The leaked documents include a list of employee salaries and bonuses, social security numbers and birth dates, HR employee performance reviews, criminal background checks as well as scripts for unreleased movies and TV shows. This includes an unreleased pilot by award-winning screenwriter Vince Gilligan, creator of Breaking Bad.

However, on Dec. 23, Sony announced that they would release the film after initial comments that they will not release the movie at all. The Interview was shown at several hundred theaters and was streamed to over two million viewers online.

Abraham has been a part of the IT field for over 30 years, and has been a Chief Information Officer for the past 10 years. He began his career as a CIO at Algonquin College, where he was also the director of the IT program. Currently, Abraham is the CIO of the Medical Council of Canada.
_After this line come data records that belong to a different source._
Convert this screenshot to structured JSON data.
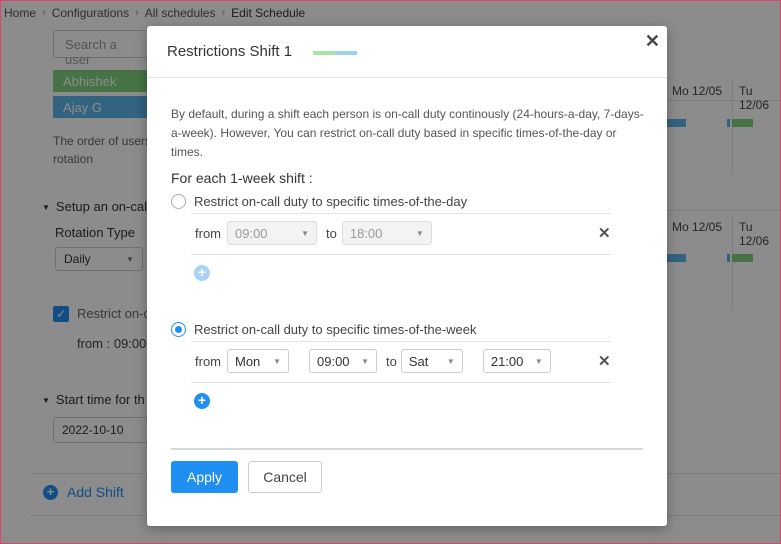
{
  "breadcrumb": [
    "Home",
    "Configurations",
    "All schedules",
    "Edit Schedule"
  ],
  "background": {
    "search_placeholder": "Search a user",
    "users": [
      "Abhishek Bhuy",
      "Ajay G"
    ],
    "order_note": "The order of users rotation",
    "setup_section": "Setup an on-call",
    "rotation_type_label": "Rotation Type",
    "rotation_type_value": "Daily",
    "restrict_label": "Restrict on-c",
    "from_text": "from : 09:00",
    "start_time_section": "Start time for th",
    "start_date": "2022-10-10",
    "add_shift": "Add Shift",
    "day_headers": [
      "Mo 12/05",
      "Tu 12/06"
    ]
  },
  "modal": {
    "title": "Restrictions Shift 1",
    "tag_colors": [
      "#a6e3a6",
      "#9fd2f5"
    ],
    "description": "By default, during a shift each person is on-call duty continously (24-hours-a-day, 7-days-a-week). However, You can restrict on-call duty based in specific times-of-the-day or times.",
    "each_shift": "For each 1-week shift :",
    "option_day": {
      "label": "Restrict on-call duty to specific times-of-the-day",
      "selected": false,
      "from_label": "from",
      "from_time": "09:00",
      "to_label": "to",
      "to_time": "18:00"
    },
    "option_week": {
      "label": "Restrict on-call duty to specific times-of-the-week",
      "selected": true,
      "from_label": "from",
      "from_day": "Mon",
      "from_time": "09:00",
      "to_label": "to",
      "to_day": "Sat",
      "to_time": "21:00"
    },
    "apply_label": "Apply",
    "cancel_label": "Cancel",
    "accent": "#1f8ff2"
  }
}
Through this period of time, he witnessed the evolution of his profession and has understood his new role in the field.

“It used to be that CIOs were mostly concerned about the public relations problems that occurred from a security breach,” Abraham said. “But what’s happened here brings it to a whole other level, because you now see the possibility through blackmail that a hacker could force a company to do something they otherwise wouldn’t do because they are threatening to share data.”

Photos-for-Joseph-Gedeon
“In our world anything can be done to create conflict”. A 22-year-old engineering student prepares to discuss his views on the movie “The Interview”.

 

But the reason Sony received so much backlash by hackers for this film was not from its content, rather its graphic representation of its characters. Specifically, the hacker group identified the scene of Kim Jong-Un’s gory death as the most critical part of the movie.

“I think it was a marketing scheme,” engineering student Koutaiba Dekis said on the death scene. “In our world anything can be done to create conflict. I think it was done to make people more interested in the movie.”

So what can be done for the future?

“I would suggest that they (students) understand the security stance of the organization they are going to be working for,” Abraham said. “More importantly, when they are working for a company to keep their personal business at home.”

“It’s a wake-up call for what the impact could be if they don’t properly secure information,” Abraham continued. “This is bigger than anything we’ve ever seen before.”